In case anyone is interested in any of my past posts, an archive list can be found at the bottom of this page. I'd appreciate any feedback you may have by sending me an e-mail note--jertrav33@aol.com. Thanks for your interest.

Monday, December 12

The Sitter & Political Prognostications

I made the sorry mistake of taking our Arizona Republic movie reviewer at his word. I should know better. Bill Goodykoontz gave The Sitter a three-and-a-half star review and I bought it. He said, “The Sitter isn't Hill's best movie, not by a long shot (it is, in fact, a sort of lesser, comic version of "Cyrus," in which he plays a more seriously tormented young man living with his mother). But it's one worth watching, something that can be said of most of his films without hesitation.” I sat in the theater with about sixty other people.

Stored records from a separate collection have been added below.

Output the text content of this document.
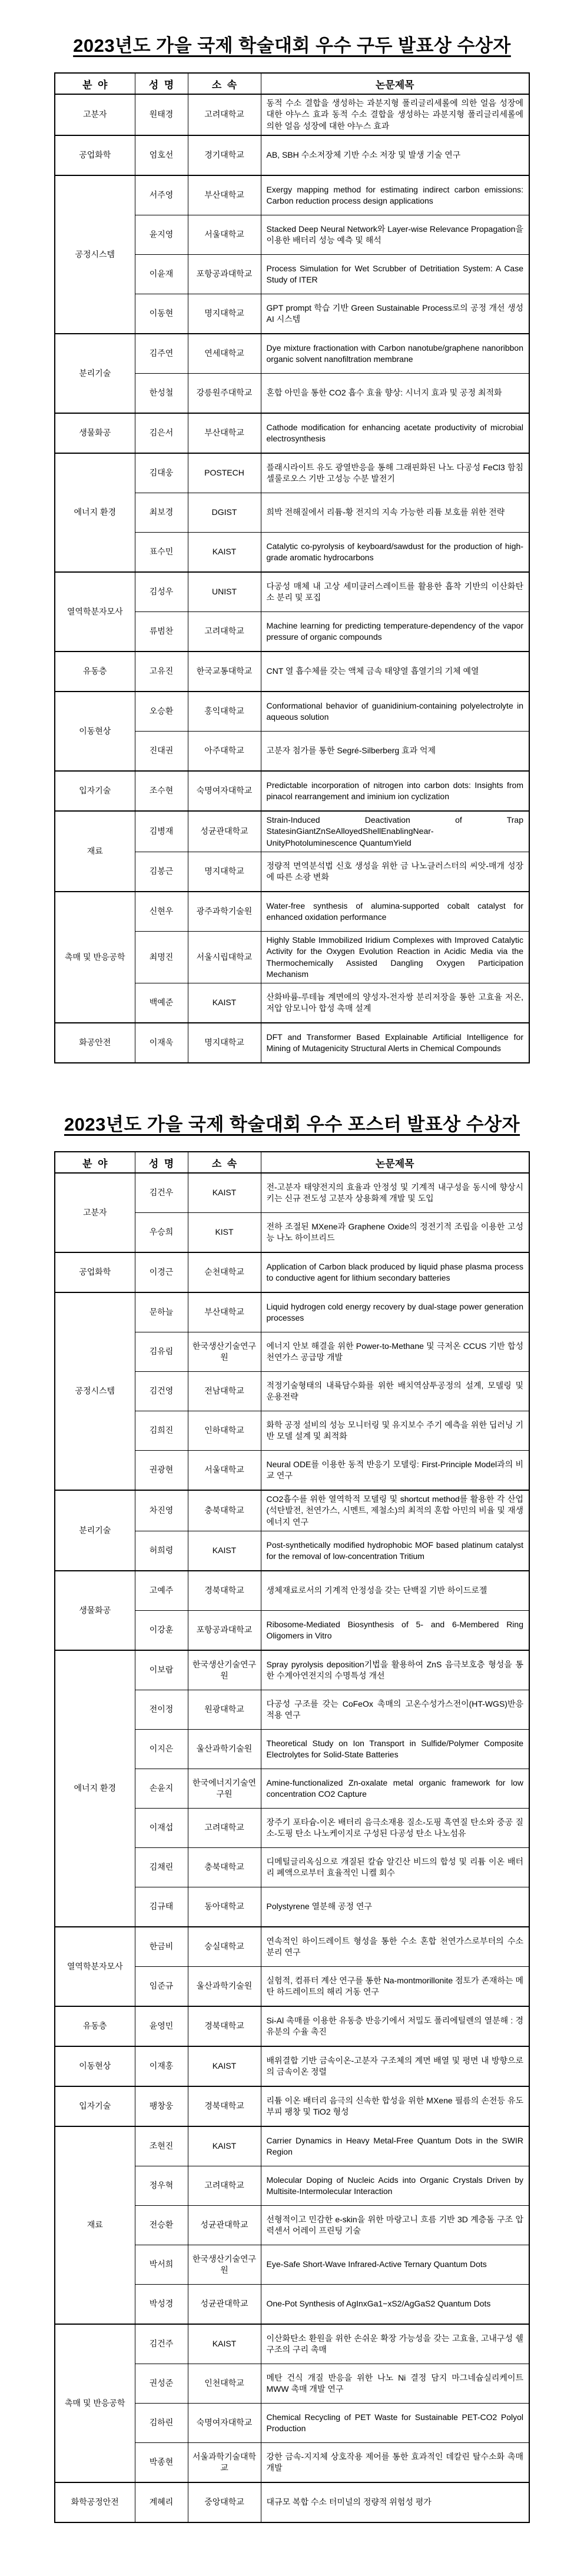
2023년도 가을 국제 학술대회 우수 구두 발표상 수상자
분  야	성  명	소  속	논문제목
고분자	원태경	고려대학교	동적 수소 결합을 생성하는 과분지형 폴리글리세롤에 의한 얼음 성장에 대한 야누스 효과 동적 수소 결합을 생성하는 과분지형 폴리글리세롤에 의한 얼음 성장에 대한 야누스 효과
공업화학	엄호선	경기대학교	AB, SBH 수소저장체 기반 수소 저장 및 발생 기술 연구
공정시스템	서주영	부산대학교	Exergy mapping method for estimating indirect carbon emissions: Carbon reduction process design applications
	윤지영	서울대학교	Stacked Deep Neural Network와 Layer-wise Relevance Propagation을 이용한 배터리 성능 예측 및 해석
	이윤재	포항공과대학교	Process Simulation for Wet Scrubber of Detritiation System: A Case Study of ITER
	이동현	명지대학교	GPT prompt 학습 기반 Green Sustainable Process로의 공정 개선 생성 AI 시스템
분리기술	김주연	연세대학교	Dye mixture fractionation with Carbon nanotube/graphene nanoribbon organic solvent nanofiltration membrane
	한성철	강릉원주대학교	혼합 아민을 통한 CO2 흡수 효율 향상: 시너지 효과 및 공정 최적화
생물화공	김은서	부산대학교	Cathode modification for enhancing acetate productivity of microbial electrosynthesis
에너지 환경	김대웅	POSTECH	플래시라이트 유도 광열반응을 통해 그래핀화된 나노 다공성 FeCl3 함침 셀룰로오스 기반 고성능 수분 발전기
	최보경	DGIST	희박 전해질에서 리튬-황 전지의 지속 가능한 리튬 보호를 위한 전략
	표수민	KAIST	Catalytic co-pyrolysis of keyboard/sawdust for the production of high-grade aromatic hydrocarbons
열역학분자모사	김성우	UNIST	다공성 매체 내 고상 세미클러스레이트를 활용한 흡착 기반의 이산화탄소 분리 및 포집
	류범찬	고려대학교	Machine learning for predicting temperature-dependency of the vapor pressure of organic compounds
유동층	고유진	한국교통대학교	CNT 열 흡수체를 갖는 액체 금속 태양열 흡열기의 기체 예열
이동현상	오승환	홍익대학교	Conformational behavior of guanidinium-containing polyelectrolyte in aqueous solution
	진대권	아주대학교	고분자 첨가를 통한 Segré-Silberberg 효과 억제
입자기술	조수현	숙명여자대학교	Predictable incorporation of nitrogen into carbon dots: Insights from pinacol rearrangement and iminium ion cyclization
재료	김병재	성균관대학교	Strain-Induced Deactivation of Trap StatesinGiantZnSeAlloyedShellEnablingNear-UnityPhotoluminescence QuantumYield
	김봉근	명지대학교	정량적 면역분석법 신호 생성을 위한 금 나노클러스터의 씨앗-매개 성장에 따른 소광 변화
촉매 및 반응공학	신현우	광주과학기술원	Water-free synthesis of alumina-supported cobalt catalyst for enhanced oxidation performance
	최명진	서울시립대학교	Highly Stable Immobilized Iridium Complexes with Improved Catalytic Activity for the Oxygen Evolution Reaction in Acidic Media via the Thermochemically Assisted Dangling Oxygen Participation Mechanism
	백예준	KAIST	산화바륨-루테늄 계면에의 양성자-전자쌍 분리저장을 통한 고효율 저온, 저압 암모니아 합성 촉매 설계
화공안전	이재욱	명지대학교	DFT and Transformer Based Explainable Artificial Intelligence for Mining of Mutagenicity Structural Alerts in Chemical Compounds
2023년도 가을 국제 학술대회 우수 포스터 발표상 수상자
분  야	성  명	소  속	논문제목
고분자	김건우	KAIST	전-고분자 태양전지의 효율과 안정성 및 기계적 내구성을 동시에 향상시키는 신규 전도성 고분자 상용화제 개발 및 도입
	우승희	KIST	전하 조절된 MXene과 Graphene Oxide의 정전기적 조립을 이용한 고성능 나노 하이브리드
공업화학	이경근	순천대학교	Application of Carbon black produced by liquid phase plasma process to conductive agent for lithium secondary batteries
공정시스템	문하늘	부산대학교	Liquid hydrogen cold energy recovery by dual-stage power generation processes
	김유림	한국생산기술연구원	에너지 안보 해결을 위한 Power-to-Methane 및 극저온 CCUS 기반 합성천연가스 공급망 개발
	김건영	전남대학교	적정기술형태의 내륙담수화를 위한 배치역삼투공정의 설계, 모델링 및 운용전략
	김희진	인하대학교	화학 공정 설비의 성능 모니터링 및 유지보수 주기 예측을 위한 딥러닝 기반 모델 설계 및 최적화
	권광현	서울대학교	Neural ODE를 이용한 동적 반응기 모델링: First-Principle Model과의 비교 연구
분리기술	차진영	충북대학교	CO2흡수를 위한 열역학적 모델링 및 shortcut method를 활용한 각 산업(석탄발전, 천연가스, 시멘트, 제철소)의 최적의 혼합 아민의 비율 및 재생에너지 연구
	허희령	KAIST	Post-synthetically modified hydrophobic MOF based platinum catalyst for the removal of low-concentration Tritium
생물화공	고예주	경북대학교	생체재료로서의 기계적 안정성을 갖는 단백질 기반 하이드로젤
	이강훈	포항공과대학교	Ribosome-Mediated Biosynthesis of 5- and 6-Membered Ring Oligomers in Vitro
에너지 환경	이보람	한국생산기술연구원	Spray pyrolysis deposition기법을 활용하여 ZnS 음극보호층 형성을 통한 수계아연전지의 수명특성 개선
	전이정	원광대학교	다공성 구조를 갖는 CoFeOx 촉매의 고온수성가스전이(HT-WGS)반응 적용 연구
	이지은	울산과학기술원	Theoretical Study on Ion Transport in Sulfide/Polymer Composite Electrolytes for Solid-State Batteries
	손윤지	한국에너지기술연구원	Amine-functionalized Zn-oxalate metal organic framework for low concentration CO2 Capture
	이재섭	고려대학교	장주기 포타슘-이온 배터리 음극소재용 질소-도핑 흑연질 탄소와 중공 질소-도핑 탄소 나노케이지로 구성된 다공성 탄소 나노섬유
	김채린	충북대학교	디메틸글리옥심으로 개질된 칼슘 알긴산 비드의 합성 및 리튬 이온 배터리 폐액으로부터 효율적인 니켈 회수
	김규태	동아대학교	Polystyrene 열분해 공정 연구
열역학분자모사	한금비	숭실대학교	연속적인 하이드레이트 형성을 통한 수소 혼합 천연가스로부터의 수소 분리 연구
	임준규	울산과학기술원	실험적, 컴퓨터 계산 연구를 통한 Na-montmorillonite 점토가 존재하는 메탄 하드레이트의 해리 거동 연구
유동층	윤영민	경북대학교	Si-Al 촉매를 이용한 유동층 반응기에서 저밀도 폴리에틸렌의 열분해 : 경유분의 수율 촉진
이동현상	이재홍	KAIST	배위결합 기반 금속이온-고분자 구조체의 계면 배열 및 평면 내 방향으로의 금속이온 정렬
입자기술	팽창웅	경북대학교	리튬 이온 배터리 음극의 신속한 합성을 위한 MXene 필름의 손전등 유도 부피 팽창 및 TiO2 형성
재료	조현진	KAIST	Carrier Dynamics in Heavy Metal-Free Quantum Dots in the SWIR Region
	정우혁	고려대학교	Molecular Doping of Nucleic Acids into Organic Crystals Driven by Multisite-Intermolecular Interaction
	전승환	성균관대학교	선형적이고 민감한 e-skin을 위한 마랑고니 흐름 기반 3D 계층돔 구조 압력센서 어레이 프린팅 기술
	박서희	한국생산기술연구원	Eye-Safe Short-Wave Infrared-Active Ternary Quantum Dots
	박성경	성균관대학교	One-Pot Synthesis of AgInxGa1−xS2/AgGaS2 Quantum Dots
촉매 및 반응공학	김건주	KAIST	이산화탄소 환원을 위한 손쉬운 확장 가능성을 갖는 고효율, 고내구성 쉘 구조의 구리 촉매
	권성준	인천대학교	메탄 건식 개질 반응을 위한 나노 Ni 결정 담지 마그네슘실리케이트 MWW 촉매 개발 연구
	김하린	숙명여자대학교	Chemical Recycling of PET Waste for Sustainable PET-CO2 Polyol Production
	박종현	서울과학기술대학교	강한 금속-지지체 상호작용 제어를 통한 효과적인 데칼린 탈수소화 촉매 개발
화학공정안전	계혜리	중앙대학교	대규모 복합 수소 터미널의 정량적 위험성 평가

For the entire movie there wasn’t a single sound—no snicker, no chuckle, no guffaw. Just silence. I was surprised that no one walked out, surprised I didn’t. It was a silly, nonsensically plotted, unfunny, unnecessarily raunchy film. Jonah Hill should stick to his new slimmer figure and agree to more roles like the one he had in Money Ball. I’d like him a lot better. One reviewer at Rotten Tomatoes said it better: “There is no doubt an audience for this material among adolescent boys, but for almost everyone else, this is 82 deja vu minutes of your life you're not getting back.”

I’m no political pundit, but with the coming battle for the Republican nomination, I think I can make a reasonable prediction. If either Mitt Romney or Newt Gingrich becomes the nominee, he will probably beat Barack Obama, all based on a negative vote over seeming deficiencies in the present administration. Thus, Obama will become a one-term president, the first since George H. W. Bush’s loss to Bill Clinton in 1992. But I think it likely that whichever Republican wins the nomination and then the presidency in 2012, he will also be a one-termer. Our nation’s economy is in such a mess right now that no one will be able to do much more than Obama’s done. And so in 2016 we’ll have more disgruntled voters dumping Romney/Gingrich to go to another Democrat. Some have speculated that Hillary Clinton might challenge Obama for the nomination in 2012, but I don’t think that’s very likely. However, she would certainly be the logical choice in 2016, and she could certainly beat either Romney or Gingrich after they too have fallen on their faces. And she’d be only 68. There you have it. Unless the jobless rate drops to 8% by election time, a Republican will be our next president. But he will last for only one term. Then we’ll see how our first female president can do it.